Sine the IMF crisis in 1997, the office market has been internalized, and advanced, also being in flux. The purpose of this study is to analyze statistically the price-making factors influencing on the sales price of an office.
The preceding analysis on an office mostly put the rent of office into a dependent variable, however, I have put the office sales prices into a dependent variable. I have also classified independent variables into inherent characteristics of real property including the rent and economic factors. In addition, I have tried to apply the Regression Analysis considering detailed other variables classified by district (central district, Gangnam district, Yeouido·Mapo district, Seoul other districts), ownership type (direct investment by a domestic owner, direct investment by a foreign owner, and indirect investment by a domestic or foreign owner), and type of building (general building, partitioned building)

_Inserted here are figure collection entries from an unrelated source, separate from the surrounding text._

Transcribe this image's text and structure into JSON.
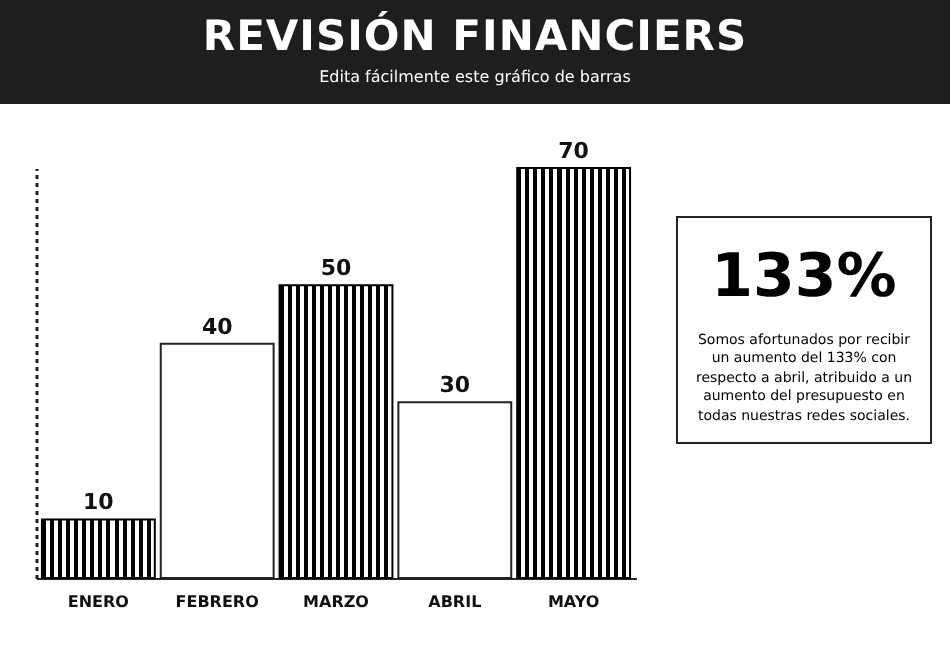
{
  "chart_data": {
    "type": "bar",
    "title": "REVISIÓN FINANCIERS",
    "subtitle": "Edita fácilmente este gráfico de barras",
    "categories": [
      "ENERO",
      "FEBRERO",
      "MARZO",
      "ABRIL",
      "MAYO"
    ],
    "values": [
      10,
      40,
      50,
      30,
      70
    ],
    "colors": [
      "#000000",
      "#ffffff",
      "#000000",
      "#ffffff",
      "#000000"
    ],
    "data_labels": true,
    "tick_labels": "x",
    "grid": false,
    "annotations": [
      "133%",
      "Somos afortunados por recibir un aumento del 133% con respecto a abril, atribuido a un aumento del presupuesto en todas nuestras redes sociales."
    ]
  }
}
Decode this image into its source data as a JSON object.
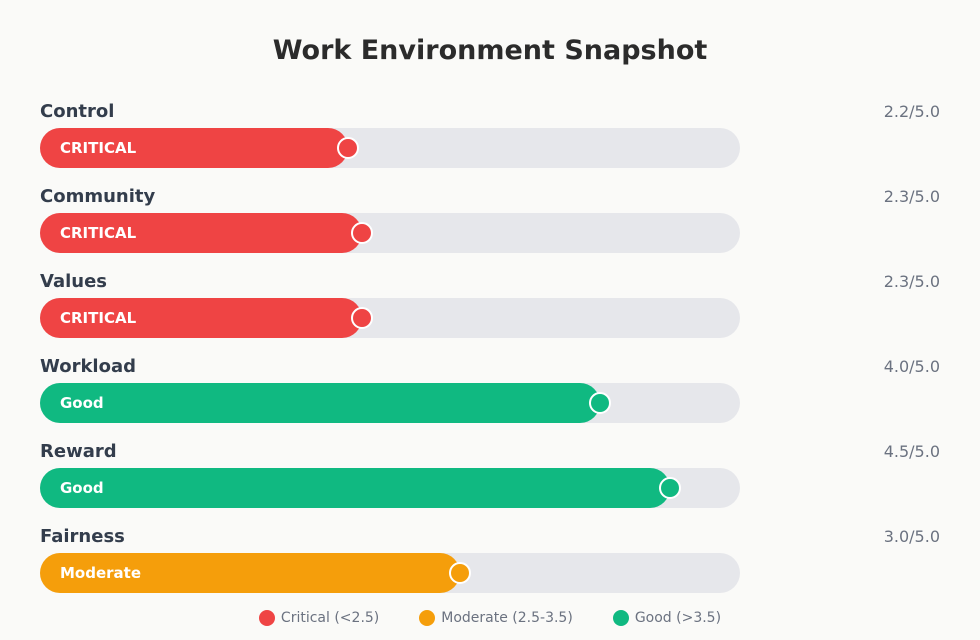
{
  "chart_data": {
    "type": "bar",
    "title": "Work Environment Snapshot",
    "xlim": [
      0,
      5
    ],
    "categories": [
      "Control",
      "Community",
      "Values",
      "Workload",
      "Reward",
      "Fairness"
    ],
    "values": [
      2.2,
      2.3,
      2.3,
      4.0,
      4.5,
      3.0
    ],
    "score_labels": [
      "2.2/5.0",
      "2.3/5.0",
      "2.3/5.0",
      "4.0/5.0",
      "4.5/5.0",
      "3.0/5.0"
    ],
    "status_labels": [
      "CRITICAL",
      "CRITICAL",
      "CRITICAL",
      "Good",
      "Good",
      "Moderate"
    ],
    "bar_colors": [
      "#ef4444",
      "#ef4444",
      "#ef4444",
      "#10b981",
      "#10b981",
      "#f59e0b"
    ],
    "legend": {
      "position": "bottom",
      "items": [
        {
          "label": "Critical (<2.5)",
          "color": "#ef4444"
        },
        {
          "label": "Moderate (2.5-3.5)",
          "color": "#f59e0b"
        },
        {
          "label": "Good (>3.5)",
          "color": "#10b981"
        }
      ]
    }
  }
}
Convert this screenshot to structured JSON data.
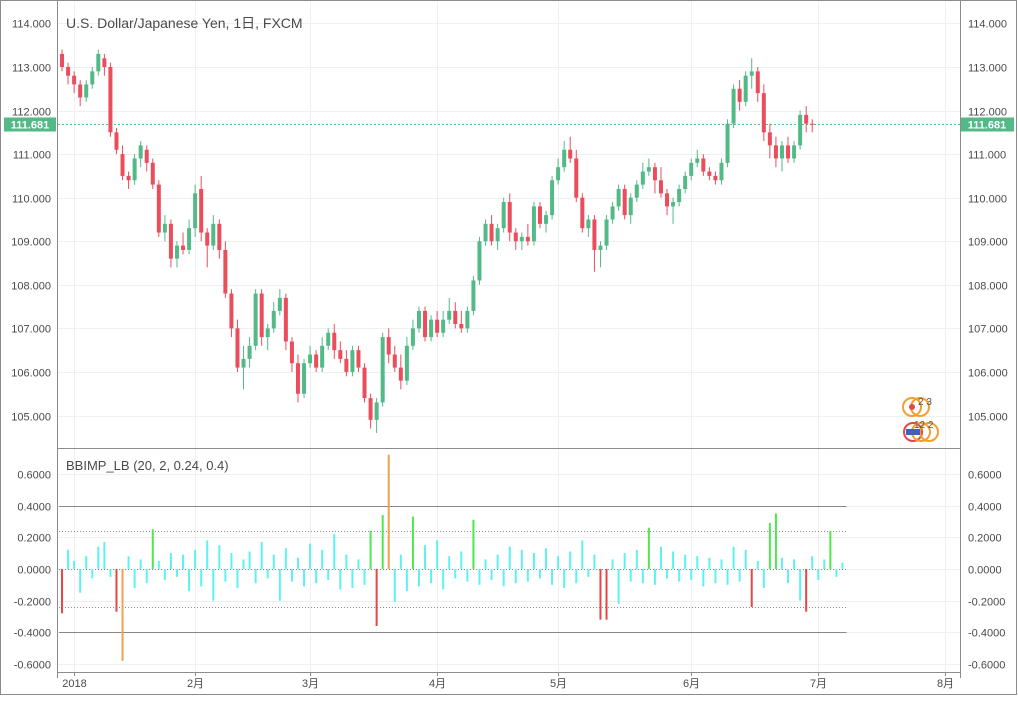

I have restricted the extent of location into central district (CBD), Gangnam district (KBD), Yeouido·Mapo district (YBD), and Seoul other district. For samples, I have selected offices over GFA 16,529 sq m which have been transacted within these four districts and being and used as the highest and best use. Also, the extent of time has been restricted by sales comparables transacted between year 2003 and the third quarter of 2009. For this study, I have merely chosen 82 cases available to be adopted as an independent variable out of more than 200 cases provided by DTZ Korea for this study.
As a result, influential price-making factors are FAR (Floor area ratio), GALP (Government Announced Land Price) of the year of transaction, the converted Jeonsei price, KOSPI, and the growth rate of economy, but the number of building's storey is not a factor influencing on price.
This study has been particularly to analyze interrelation of the rent as a dependent variable and the sale price, and to adopt general buildings and partitioned buildings as an independent variable.
The limitations of this study are two; insufficient data and long time-interval. Provided that these two limitations are solved, this office model can be generalized and systematized.